On 27 August 2025, Frederiksen, along with Greenland's prime minister Jens-Frederik Nielsen, issued an official apology on behalf of the Danish and Greenlandic governments for historic abuses against Greenlandic women, including forced contraception. Frederiksen condemned US hybrid warfare against Greenland under Donald Trump. She reminded Trump that an attack on the Kingdom of Denmark is an attack on NATO and that all NATO members are obligated to come to Denmark's defense, stating that "the Kingdom of Denmark – and thus Greenland – is a member of NATO and is therefore covered by the Alliance's collective security guarantee ... I ... strongly urge the United States to cease its threats against a historically close ally."

=== 2026 election ===
On 24 March 2026, Frederiksen called a snap general election. Her Social Democrats won 21.9% of the vote and 38 seats in the 179-seat Folketing, their worst result since 1903, down 50 seats compared to 2022. The left-leaning bloc won 84 seats and the right-leaning bloc 77, leaving neither side able to form a majority government.

On 25 March 2026, Frederiksen submitted her government's resignation to King Frederik X at Amalienborg Palace, while remaining as caretaker prime minister. The king subsequently tasked her with leading coalition negotiations.

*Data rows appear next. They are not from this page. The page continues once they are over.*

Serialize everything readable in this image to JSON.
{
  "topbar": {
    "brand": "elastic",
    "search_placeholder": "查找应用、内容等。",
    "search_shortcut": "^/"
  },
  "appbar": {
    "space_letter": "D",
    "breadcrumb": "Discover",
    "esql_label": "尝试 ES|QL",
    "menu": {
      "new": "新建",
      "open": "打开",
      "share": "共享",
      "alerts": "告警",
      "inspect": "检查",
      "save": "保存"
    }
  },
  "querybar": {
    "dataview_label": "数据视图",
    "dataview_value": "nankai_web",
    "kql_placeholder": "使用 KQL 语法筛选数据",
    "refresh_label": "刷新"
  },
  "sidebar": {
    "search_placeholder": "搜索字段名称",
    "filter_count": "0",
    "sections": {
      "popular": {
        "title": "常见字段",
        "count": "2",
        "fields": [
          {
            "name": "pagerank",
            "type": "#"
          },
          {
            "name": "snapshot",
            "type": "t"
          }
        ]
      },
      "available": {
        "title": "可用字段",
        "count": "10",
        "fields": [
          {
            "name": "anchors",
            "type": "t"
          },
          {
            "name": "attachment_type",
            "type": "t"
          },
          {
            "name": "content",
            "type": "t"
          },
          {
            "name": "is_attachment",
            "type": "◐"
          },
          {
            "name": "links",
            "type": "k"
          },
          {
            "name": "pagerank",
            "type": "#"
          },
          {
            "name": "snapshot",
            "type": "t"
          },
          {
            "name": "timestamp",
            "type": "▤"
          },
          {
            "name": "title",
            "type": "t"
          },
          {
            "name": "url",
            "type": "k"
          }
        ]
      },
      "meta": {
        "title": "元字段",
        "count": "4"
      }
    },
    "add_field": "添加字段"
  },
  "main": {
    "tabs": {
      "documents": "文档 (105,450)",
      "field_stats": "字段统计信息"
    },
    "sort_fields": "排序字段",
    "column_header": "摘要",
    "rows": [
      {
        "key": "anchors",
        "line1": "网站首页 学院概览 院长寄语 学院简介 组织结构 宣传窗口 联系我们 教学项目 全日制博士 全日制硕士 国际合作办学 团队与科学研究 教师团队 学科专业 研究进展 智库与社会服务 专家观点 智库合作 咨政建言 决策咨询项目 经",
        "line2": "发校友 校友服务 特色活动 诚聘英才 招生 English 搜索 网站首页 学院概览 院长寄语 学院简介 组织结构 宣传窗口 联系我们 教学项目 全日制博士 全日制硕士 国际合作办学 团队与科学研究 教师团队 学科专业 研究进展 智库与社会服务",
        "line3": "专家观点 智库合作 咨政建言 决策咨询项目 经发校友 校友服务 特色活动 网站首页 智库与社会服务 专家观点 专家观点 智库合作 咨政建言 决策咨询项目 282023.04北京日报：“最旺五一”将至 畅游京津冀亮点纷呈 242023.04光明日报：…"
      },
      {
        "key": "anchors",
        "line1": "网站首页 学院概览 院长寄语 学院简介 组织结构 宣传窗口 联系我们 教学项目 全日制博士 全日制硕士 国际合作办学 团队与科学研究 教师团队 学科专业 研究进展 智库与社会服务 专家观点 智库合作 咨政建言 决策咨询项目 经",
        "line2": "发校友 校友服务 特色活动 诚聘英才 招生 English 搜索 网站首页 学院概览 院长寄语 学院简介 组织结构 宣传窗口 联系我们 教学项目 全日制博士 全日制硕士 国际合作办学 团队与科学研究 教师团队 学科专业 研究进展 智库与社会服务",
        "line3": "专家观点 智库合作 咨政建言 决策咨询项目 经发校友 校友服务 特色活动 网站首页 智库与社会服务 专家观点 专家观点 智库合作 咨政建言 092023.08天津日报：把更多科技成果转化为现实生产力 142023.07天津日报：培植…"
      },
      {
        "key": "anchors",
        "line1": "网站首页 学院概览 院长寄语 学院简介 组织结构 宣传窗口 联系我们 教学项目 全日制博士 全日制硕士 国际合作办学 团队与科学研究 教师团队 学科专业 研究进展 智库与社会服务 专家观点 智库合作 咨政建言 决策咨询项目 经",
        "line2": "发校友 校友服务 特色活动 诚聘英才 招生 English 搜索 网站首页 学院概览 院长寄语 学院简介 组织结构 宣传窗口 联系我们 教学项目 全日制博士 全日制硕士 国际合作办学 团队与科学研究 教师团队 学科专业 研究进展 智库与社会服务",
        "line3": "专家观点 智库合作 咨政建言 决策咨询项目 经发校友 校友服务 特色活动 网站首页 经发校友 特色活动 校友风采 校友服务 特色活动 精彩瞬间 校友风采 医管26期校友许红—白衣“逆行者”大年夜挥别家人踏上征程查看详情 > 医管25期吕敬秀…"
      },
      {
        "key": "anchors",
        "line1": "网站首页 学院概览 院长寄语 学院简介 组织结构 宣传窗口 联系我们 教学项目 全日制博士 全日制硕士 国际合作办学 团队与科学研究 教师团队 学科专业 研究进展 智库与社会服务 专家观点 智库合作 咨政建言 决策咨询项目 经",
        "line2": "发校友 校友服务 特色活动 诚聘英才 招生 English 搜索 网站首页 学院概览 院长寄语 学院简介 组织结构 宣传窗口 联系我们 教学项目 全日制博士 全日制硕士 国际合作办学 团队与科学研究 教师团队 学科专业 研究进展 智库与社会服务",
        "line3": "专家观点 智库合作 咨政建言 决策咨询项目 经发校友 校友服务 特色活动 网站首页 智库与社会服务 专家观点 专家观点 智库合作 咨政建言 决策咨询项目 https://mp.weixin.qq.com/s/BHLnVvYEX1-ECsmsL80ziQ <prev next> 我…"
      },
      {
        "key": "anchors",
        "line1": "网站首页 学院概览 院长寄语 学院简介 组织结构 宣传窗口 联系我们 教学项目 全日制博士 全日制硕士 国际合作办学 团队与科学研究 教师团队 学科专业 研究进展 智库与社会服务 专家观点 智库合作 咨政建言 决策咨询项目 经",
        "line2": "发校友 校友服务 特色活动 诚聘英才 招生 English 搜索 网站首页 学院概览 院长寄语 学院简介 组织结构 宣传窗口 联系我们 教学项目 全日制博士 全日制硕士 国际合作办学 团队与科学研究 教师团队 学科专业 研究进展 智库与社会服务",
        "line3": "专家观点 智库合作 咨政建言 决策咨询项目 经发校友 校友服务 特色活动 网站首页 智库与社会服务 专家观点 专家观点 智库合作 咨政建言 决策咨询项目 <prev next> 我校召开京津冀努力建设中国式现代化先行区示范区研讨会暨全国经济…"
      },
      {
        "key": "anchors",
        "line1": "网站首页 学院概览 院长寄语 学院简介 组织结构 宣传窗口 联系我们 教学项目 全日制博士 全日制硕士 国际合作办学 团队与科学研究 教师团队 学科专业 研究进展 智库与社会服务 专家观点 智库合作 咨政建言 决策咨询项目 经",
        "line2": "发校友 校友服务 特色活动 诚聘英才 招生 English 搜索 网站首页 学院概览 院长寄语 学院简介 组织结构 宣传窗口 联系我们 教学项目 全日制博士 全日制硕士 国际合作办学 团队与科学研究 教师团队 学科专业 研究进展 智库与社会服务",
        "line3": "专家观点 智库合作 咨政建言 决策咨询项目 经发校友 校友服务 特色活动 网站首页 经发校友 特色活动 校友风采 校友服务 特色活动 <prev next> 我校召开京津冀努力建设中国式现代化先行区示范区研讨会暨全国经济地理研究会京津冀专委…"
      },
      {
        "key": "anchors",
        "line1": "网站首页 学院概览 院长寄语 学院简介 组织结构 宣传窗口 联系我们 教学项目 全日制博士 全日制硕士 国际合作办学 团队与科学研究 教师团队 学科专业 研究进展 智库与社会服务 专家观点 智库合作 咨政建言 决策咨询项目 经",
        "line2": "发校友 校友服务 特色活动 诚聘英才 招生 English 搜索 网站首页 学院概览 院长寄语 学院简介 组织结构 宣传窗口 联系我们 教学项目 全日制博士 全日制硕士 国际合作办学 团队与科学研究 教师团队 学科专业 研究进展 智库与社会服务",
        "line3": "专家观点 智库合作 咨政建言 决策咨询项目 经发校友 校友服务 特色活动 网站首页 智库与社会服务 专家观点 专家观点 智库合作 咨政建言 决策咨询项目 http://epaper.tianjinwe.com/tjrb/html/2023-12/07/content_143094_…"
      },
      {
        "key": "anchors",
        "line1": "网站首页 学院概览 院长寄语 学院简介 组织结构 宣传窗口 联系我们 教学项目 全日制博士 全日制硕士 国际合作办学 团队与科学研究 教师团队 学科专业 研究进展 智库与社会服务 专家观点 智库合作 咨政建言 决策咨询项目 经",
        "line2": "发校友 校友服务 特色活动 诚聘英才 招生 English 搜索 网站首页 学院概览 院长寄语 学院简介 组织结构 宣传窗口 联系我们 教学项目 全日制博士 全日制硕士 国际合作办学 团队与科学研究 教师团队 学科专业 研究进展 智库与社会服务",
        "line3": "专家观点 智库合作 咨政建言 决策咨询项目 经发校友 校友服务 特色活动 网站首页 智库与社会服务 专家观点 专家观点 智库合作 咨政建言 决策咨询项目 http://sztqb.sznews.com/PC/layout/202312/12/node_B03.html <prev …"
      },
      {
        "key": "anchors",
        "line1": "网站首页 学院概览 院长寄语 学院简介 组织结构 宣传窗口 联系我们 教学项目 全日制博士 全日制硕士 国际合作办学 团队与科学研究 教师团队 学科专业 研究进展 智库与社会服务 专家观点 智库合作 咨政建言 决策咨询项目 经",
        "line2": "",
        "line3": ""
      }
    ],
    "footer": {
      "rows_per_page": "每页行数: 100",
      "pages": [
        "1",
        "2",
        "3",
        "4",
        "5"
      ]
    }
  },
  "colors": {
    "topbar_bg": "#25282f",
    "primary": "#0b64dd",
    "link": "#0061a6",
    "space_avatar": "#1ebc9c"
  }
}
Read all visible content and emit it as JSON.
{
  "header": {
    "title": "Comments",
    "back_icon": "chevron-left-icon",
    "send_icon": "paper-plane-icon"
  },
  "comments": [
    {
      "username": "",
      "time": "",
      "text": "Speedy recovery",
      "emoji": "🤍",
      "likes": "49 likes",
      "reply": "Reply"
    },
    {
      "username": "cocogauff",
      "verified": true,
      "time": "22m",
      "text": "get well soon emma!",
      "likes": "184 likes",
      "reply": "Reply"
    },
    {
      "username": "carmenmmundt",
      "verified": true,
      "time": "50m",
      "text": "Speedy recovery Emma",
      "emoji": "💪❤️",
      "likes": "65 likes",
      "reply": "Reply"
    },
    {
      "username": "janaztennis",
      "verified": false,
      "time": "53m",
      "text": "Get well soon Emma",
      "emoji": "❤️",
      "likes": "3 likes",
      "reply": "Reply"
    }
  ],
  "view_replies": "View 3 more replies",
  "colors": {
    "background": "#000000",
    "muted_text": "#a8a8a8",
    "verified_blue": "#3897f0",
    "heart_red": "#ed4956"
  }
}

Frederiksen's coalition talks collapsed in May 2026 after the centrist Moderate Party withdrew from negotiations. King Frederik then asked Troels Lund Poulsen of Venstre to explore a centre-right alternative on 8 May 2026. Those talks also failed, and the king returned the mandate to Frederiksen later in May 2026. On 1 June 2026, she announced that she would form a new government with herself as Prime Minister, consisting of her own Social Democrats, the Socialist People's Party, the Moderates, and the Social Liberals.

== Political positions ==
=== Social policies ===
Frederiksen has stated a desire to be "Prime Minister of Children", and in 2021, she presented a plan called "Law of Children", aiming to put children first in social cases, including giving municipalities more resources to take children away from violent parents, and to give children more rights in divorce cases. In 2020, she also made a deal with the Socialist People's Party, the Red-Green Alliance, and the Danish People's Party, in order to give people who have worked for long the ability to get early retirement. This was also one of Frederiksen's main promises during the 2019 election campaign.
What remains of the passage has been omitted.